Wow, chris6137, I hadn’t even posted here and you are already directing comments to me. I will avoid the temptation to beat you over the head with this one, but your question is itself biased, perhaps because you are not being exposed to a representative sample of Christianity. Perhaps that is why you are inclined to express the term as “Christians” in quotes, as you yourself doubt the authenticity of the faith of the unique group of individuals to which you refer. I can’t evaluate that, as I haven’t met the people forming the basis of your conclusion.
I would suggest there is probably a greater diversity of belief within Christianity than Islam (as most of Islam requires stricter orthodoxy and homogenous doctrine than most of Christianity) and thus it is inherently inaccurate for you to make the conclusion asserted in your question (as usual, your “question” indicates there is little question in your mind). Your apparent desire to create an equivalency between Christians and the extremism of Islamic fascism and Islamic fundamentalism (Islamic fascism and fundamentalism are not necessarily the same) is offensive to many Christians. As desberg notes, the modern world contains no examples I am aware of where Christianity seeks to exterminate through force the existence of non-Christianity, while much of the Muslim world actively seeks the destruction of non-Islam through jihad. It’s easy for Westerners to conclude Islam is anti-Christian and anti-Semitic, but if you examine the history and practice of Islam, you’ll find you secularists, humanists and intellectuals will be far worse off in an Islamic society than Christians and Jews, who at least qualify as People of the Book.
While the teachings of Christ repeatedly reject the use of force, the teachings of Mohammed repeatedly advocate the use of force. Jihad is the sixth pillar of Islam. While Christ refused to use force, resulting in his own death, Mohammed lead his followers into battle against infidels, and personally killed his opposition or sold them into slavery. In this regard, the use of force, Christianity has far more in common with Buddhism than Islam.

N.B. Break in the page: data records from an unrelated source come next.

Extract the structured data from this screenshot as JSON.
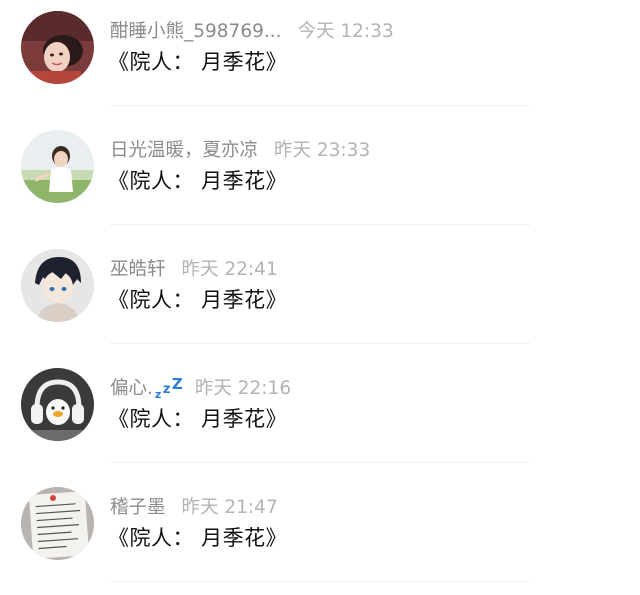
{
  "comments": [
    {
      "name": "酣睡小熊_598769...",
      "time": "今天 12:33",
      "text": "《院人： 月季花》",
      "avatar_icon": "avatar-girl-lying"
    },
    {
      "name": "日光温暖，夏亦凉",
      "time": "昨天 23:33",
      "text": "《院人： 月季花》",
      "avatar_icon": "avatar-girl-outdoors"
    },
    {
      "name": "巫皓轩",
      "time": "昨天 22:41",
      "text": "《院人： 月季花》",
      "avatar_icon": "avatar-anime-boy"
    },
    {
      "name": "偏心.",
      "time": "昨天 22:16",
      "text": "《院人： 月季花》",
      "avatar_icon": "avatar-headphones-duck",
      "name_suffix_icon": "sleep-zzz-icon"
    },
    {
      "name": "稽子墨",
      "time": "昨天 21:47",
      "text": "《院人： 月季花》",
      "avatar_icon": "avatar-handwritten-note"
    }
  ],
  "colors": {
    "name": "#8c8c8c",
    "time": "#b3b3b3",
    "text": "#111111",
    "divider": "#efefef",
    "zzz": "#2f7bd8"
  }
}
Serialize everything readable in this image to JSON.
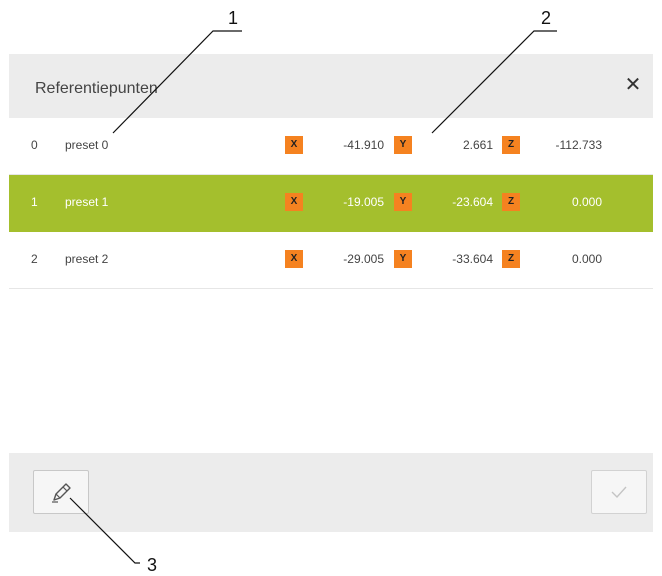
{
  "dialog": {
    "title": "Referentiepunten",
    "close_icon": "close-icon",
    "presets": [
      {
        "index": "0",
        "name": "preset 0",
        "x": "-41.910",
        "y": "2.661",
        "z": "-112.733",
        "selected": false
      },
      {
        "index": "1",
        "name": "preset 1",
        "x": "-19.005",
        "y": "-23.604",
        "z": "0.000",
        "selected": true
      },
      {
        "index": "2",
        "name": "preset 2",
        "x": "-29.005",
        "y": "-33.604",
        "z": "0.000",
        "selected": false
      }
    ],
    "axis_labels": {
      "x": "X",
      "y": "Y",
      "z": "Z"
    },
    "footer": {
      "edit_icon": "pencil-icon",
      "confirm_icon": "checkmark-icon"
    }
  },
  "callouts": [
    "1",
    "2",
    "3"
  ],
  "colors": {
    "selected_row": "#a4bf2d",
    "axis_badge": "#f58220",
    "header_bg": "#ececec"
  }
}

Your predicate statement that the war was based on lies is itself an opinion, not an underlying fact, thus the conclusions based upon that predicate cannot be logically reliable. Your statement that “right wing radio,” presumably Limbaugh, Hannity and their ilk, use words like tyranny, fascism and socialism is interesting, as I hear those terms far more frequently used on “left wing radio,” whether the hard-to-find and apparently unpopular and commercially unsuccessful Air America or the taxpayer-funded NPR.
While I support your right to hold the opinions you do, chris, might I point out you are looking in the wrong direction for fascism? In America, you have the freedom to call our government fascist. You have the freedom to personally insult religious and government leaders. Citizens of Islamic countries do not have that right. If you feel subject to fascism here, I suggest a vacation in Saudi Arabia might give you a taste of real oppression. First, the term “fascist” is misused. To use it accurately, the greatest threat in the world today to the subversion of individual rights to the state is no longer Communism, but rather fundamentalist Islam. What you must understand is that in orthodox Islam, there is absolutely no distinction between the religious and political world, and all individual rights are subject to “the will of Allah” as expressed through the religious leadership. Flutherians have expressed great concern over the “separation of church and state.” That concept is debated here, it is practically nonexistent in the Islamic world. My perception and personal belief is there is no greater threat to freedom than Islam as it is practiced by a majority of the Islamic world.
As to Ron Paul? Some of his asserted positions, as you have noted previously chris, are concurrent with my own beliefs, but I believe that to be largely coincidental, the arrival at the same conclusions by vastly different paths. Mr. Paul, however, seems to have an amazingly delusional grasp of history, an erratic and downright false (not the same as wrong) grasp of the Constitution, a poor grasp of basic economics, and an occasionally infirm grasp of his own mental lucidity. I believe he would be a very dangerous person to be President.